SYDNEY, Australia (AFP) — An English tourist had his foot bitten off by a shark while another was bitten during the attack in the Whitsunday Islands near Australia’s Great Barrier Reef on Tuesday, officials said.
In the latest in a string of shark attacks in the tourist area, a 28-year-old man’s right foot was bitten off while a 22-year-old man suffered serious lacerations to his lower left leg, according to Mackay Base Hospital.
The pair were in a “serious but stable” condition in hospital after being airlifted from the resort town of Airlie Beach, an official told AFP.
They had been on a boat tour of the Whitsundays Islands when they were attacked while swimming in Hook Passage, according to the RACQ Central Queensland Rescue, which operated the helicopter flight.
They were “wrestling in the water” at the popular snorkelling spot when the attack occurred, an RACQ spokesperson told AFP.
“One of the patients was attacked first and the shark was believed to (have) come back” to attack the second, Queensland ambulance service operations manager Tracey Eastwick told reporters in Mackay.

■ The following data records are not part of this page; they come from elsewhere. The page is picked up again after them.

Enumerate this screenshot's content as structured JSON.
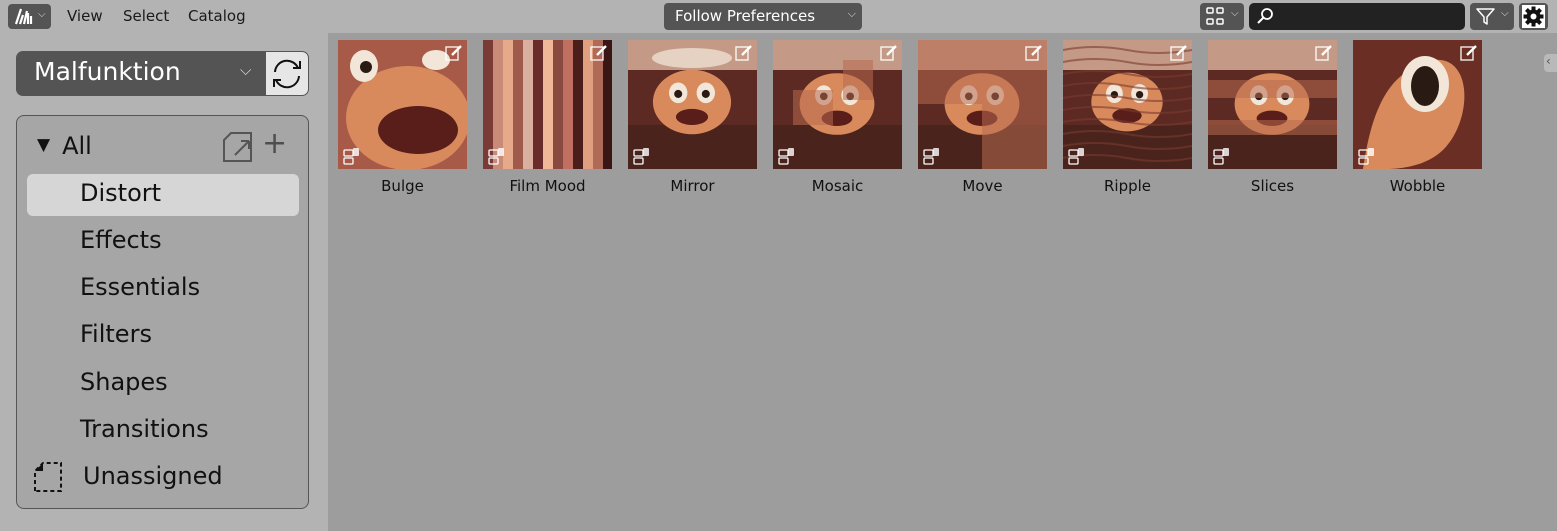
{
  "header": {
    "editor_type_icon": "asset-browser-icon",
    "menus": [
      "View",
      "Select",
      "Catalog"
    ],
    "import_method": "Follow Preferences",
    "display_mode_icon": "grid-view-icon",
    "search": {
      "value": "",
      "placeholder": ""
    },
    "filter_icon": "funnel-icon",
    "settings_icon": "gear-icon"
  },
  "sidebar": {
    "library": "Malfunktion",
    "refresh_icon": "refresh-icon",
    "root_label": "All",
    "catalogs": [
      "Distort",
      "Effects",
      "Essentials",
      "Filters",
      "Shapes",
      "Transitions"
    ],
    "active_catalog": "Distort",
    "unassigned_label": "Unassigned"
  },
  "assets": [
    {
      "name": "Bulge",
      "style": "bulge"
    },
    {
      "name": "Film Mood",
      "style": "stripes"
    },
    {
      "name": "Mirror",
      "style": "mirror"
    },
    {
      "name": "Mosaic",
      "style": "mosaic"
    },
    {
      "name": "Move",
      "style": "move"
    },
    {
      "name": "Ripple",
      "style": "ripple"
    },
    {
      "name": "Slices",
      "style": "slices"
    },
    {
      "name": "Wobble",
      "style": "wobble"
    }
  ],
  "colors": {
    "header_bg": "#b3b3b3",
    "region_bg": "#9d9d9d",
    "button_bg": "#545454",
    "active_item": "#d6d6d6"
  }
}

Two foreign paramedics were on board the boat and provided initial first aid as the men were rushed back to the shore, Eastwick said.
In the past year there have been several reported shark attacks in waters around the Whitsundays, which had been considered safe for swimming.
A woman and child were believed to have been mauled by a shark in January, while a man died of his injuries and a 12-year-old girl lost a leg in two separate attacks last year.
Despite tens of millions of visits to the beach in Australia annually, shark attacks remain rare.
There were 27 shark attacks in the country’s waters in 2018, according to data compiled by Sydney’s Taronga Zoo.